Some of you will also have seen that folks from the Machine Intelligence Research Institute (MIRI)—Scott Garrabrant, Tsvi Benson-Tilsen, Andrew Critch, Nate Soares, and Jessica Taylor—recently put out a major 130-page paper entitled “Logical Induction”. (See also their blog announcement.) This paper takes direct aim at a question that’s come up repeatedly in the comments section of this blog: namely, how can we sensibly assign probabilities to mathematical statements, such as “the 1010^1000th decimal digit of π is a 3″? The paper proposes an essentially economic framework for that question, involving a marketplace for “mathematical truth futures,” in which new mathematical truths get revealed one by one, and one doesn’t want any polynomial-time traders to be able to make an infinite amount of money by finding patterns in the truths that the prices haven’t already factored in. I won’t be able to do justice to the work in this paragraph (or even come close), but I hope this sophisticated paper gets the attention it deserves from mathematicians, logicians, CS theorists, AI people, economists, and anyone else who’s ever wondered how a “Bayesian” could sleep at night after betting on (say) the truth or falsehood of Goldbach’s Conjecture. Feel free to discuss in the comments section.

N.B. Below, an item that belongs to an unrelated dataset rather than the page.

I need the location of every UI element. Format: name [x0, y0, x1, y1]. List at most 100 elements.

My PhD student Adam Bouland and former visiting student Lijie Chen, along with Dhiraj Holden, Justin Thaler, and Prashant Vasudevan, have put out a new paper that achieves an oracle separation between the complexity classes SZK and PP (among many other things)—thereby substantially generalizing my quantum lower bound for the collision problem, and solving an open problem that I’d thought about without success since 2002. Huge relativized congratulations to them!
A new paper by my PhD student Shalev Ben-David and Or Sattath, about using ideas from quantum money to create signed quantum tokens, has been making the rounds on social media. Why? Read the abstract and see for yourself! (My only “contribution” was to tell them not to change a word.)
Several people wrote in to tell me about a recent paper by Henry Lin and Max Tegmark, which tries to use physics analogies and intuitions to explain why deep learning works as well as it does. To my inexpert eyes, the paper seemed to contain a lot of standard insights from computational learning theory (for example, the need to exploit symmetries and regularities in the world to get polynomial-size representations), but expressed in a different language. What confused me most was the paper’s claim to prove “no-flattening theorems” showing the necessity of large-depth neural networks—since in the sense I would mean, such a theorem couldn’t possibly be proved without a major breakthrough in computational complexity (e.g., separating the levels of the class TC0). Again, anyone who understands what’s going on is welcome to share in the comments section.
Sevag Gharibian asked me to advertise that the Call for Papers for the 2017 Conference on Computational Complexity, to be held July 6-9 in Riga, Latvia, is now up.